Like durations, periods can be created with a number of friendly constructor functions.

hours(c(12, 24))
[1] "12H 0M 0S" "24H 0M 0S"
days(7)
[1] "7d 0H 0M 0S"
months(1:6)
[1] "1m 0d 0H 0M 0S" "2m 0d 0H 0M 0S" "3m 0d 0H 0M 0S" "4m 0d 0H 0M 0S"
[5] "5m 0d 0H 0M 0S" "6m 0d 0H 0M 0S"

Periods

You can add and multiply periods:

10 * (months(6) + days(1))
[1] "60m 10d 0H 0M 0S"
days(50) + hours(25) + minutes(2)
[1] "50d 25H 2M 0S"

Periods

And of course, add them to dates.
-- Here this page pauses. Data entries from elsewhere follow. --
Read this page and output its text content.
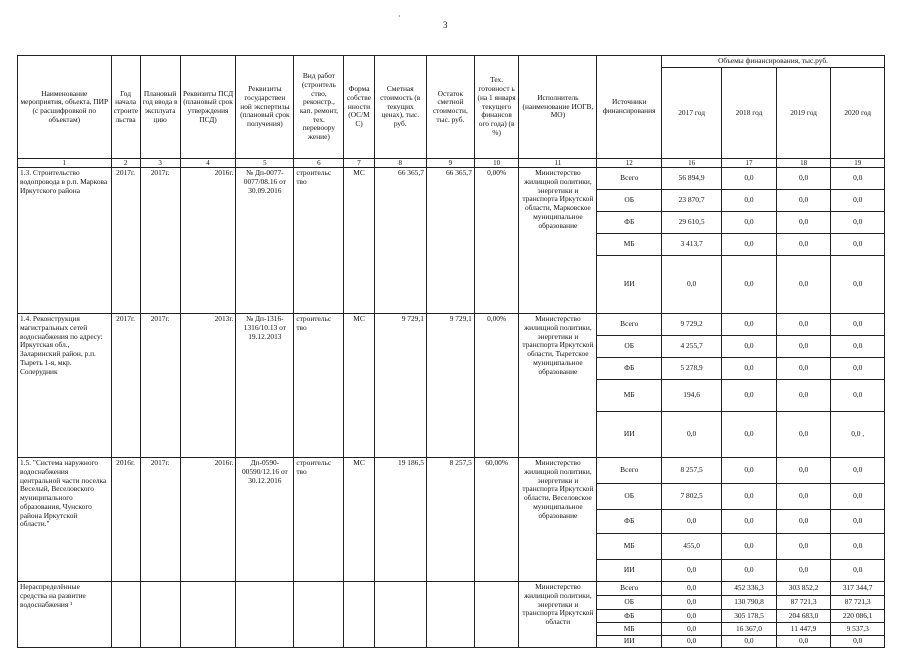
·
3
Наименование мероприятия, объекта, ПИР (с расшифровкой по объектам)	Год начала строите льства	Плановый год ввода в эксплуата цию	Реквизиты ПСД (плановый срок утверждения ПСД)	Реквизиты государствен ной экспертизы (плановый срок получения)	Вид работ (строитель ство, реконстр., кап. ремонт, тех. перевоору жение)	Форма собстве нности (ОС/М С)	Сметная стоимость (в текущих ценах), тыс. руб.	Остаток сметной стоимости, тыс. руб.	Тех. готовност ь (на 1 января текущего финансов ого года) (в %)	Исполнитель (наименование ИОГВ, МО)	Источники финансирования	Объемы финансирования, тыс.руб.			
												2017 год	2018 год	2019 год	2020 год
1	2	3	4	5	6	7	8	9	10	11	12	16	17	18	19
1.3. Строительство водопровода в р.п. Маркова Иркутского района	2017г.	2017г.	2016г.	№ Дп-0077-0077/08.16 от 30.09.2016	строительс тво	МС	66 365,7	66 365,7	0,00%	Министерство жилищной политики, энергетики и транспорта Иркутской области, Марковское муниципальное образование	Всего	56 894,9	0,0	0,0	0,0
											ОБ	23 870,7	0,0	0,0	0,0
											ФБ	29 610,5	0,0	0,0	0,0
											МБ	3 413,7	0,0	0,0	0,0
											ИИ	0,0	0,0	0,0	0,0
1.4. Реконструкция магистральных сетей водоснабжения по адресу: Иркутская обл., Заларинский район, р.п. Тыреть 1-я, мкр. Солерудник	2017г.	2017г.	2013г.	№ Дп-1316-1316/10.13 от 19.12.2013	строительс тво	МС	9 729,1	9 729,1	0,00%	Министерство жилищной политики, энергетики и транспорта Иркутской области, Тыретское муниципальное образование	Всего	9 729,2	0,0	0,0	0,0
											ОБ	4 255,7	0,0	0,0	0,0
											ФБ	5 278,9	0,0	0,0	0,0
											МБ	194,6	0,0	0,0	0,0
											ИИ	0,0	0,0	0,0	0,0 ,
1.5. "Система наружного водоснабжения центральной части поселка Веселый, Веселовского муниципального образования, Чунского района Иркутской области."	2016г.	2017г.	2016г.	Дп-0590-00590/12.16 от 30.12.2016	строительс тво	МС	19 186,5	8 257,5	60,00%	Министерство жилищной политики, энергетики и транспорта Иркутской области, Веселовское муниципальное образование	Всего	8 257,5	0,0	0,0	0,0
											ОБ	7 802,5	0,0	0,0	0,0
											ФБ	0,0	0,0	0,0	0,0
											МБ	455,0	0,0	0,0	0,0
											ИИ	0,0	0,0	0,0	0,0
Нераспределённые средства на развитие водоснабжения ¹										Министерство жилищной политики, энергетики и транспорта Иркутской области	Всего	0,0	452 336,3	303 852,2	317 344,7
											ОБ	0,0	130 790,8	87 721,3	87 721,3
											ФБ	0,0	305 178,5	204 683,0	220 086,1
											МБ	0,0	16 367,0	11 447,9	9 537,3
											ИИ	0,0	0,0	0,0	0,0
Compared to durations, periods are more likely to do what you expect:

# A leap year
ymd("2024-01-01") + dyears(1)
[1] "2024-12-31 06:00:00 UTC"
ymd("2024-01-01") + years(1)
[1] "2025-01-01"
# Daylight saving time
one_am + ddays(1)
[1] "2026-03-09 02:00:00 EDT"
one_am + days(1)
[1] "2026-03-09 01:00:00 EDT"

Time zones

Time zones

Time zones are an enormously complicated topic because of their interaction with geopolitical entities. Fortunately we don’t need to dig into all the details as they’re not all important for data analysis, but there are a few challenges we’ll need to tackle head on.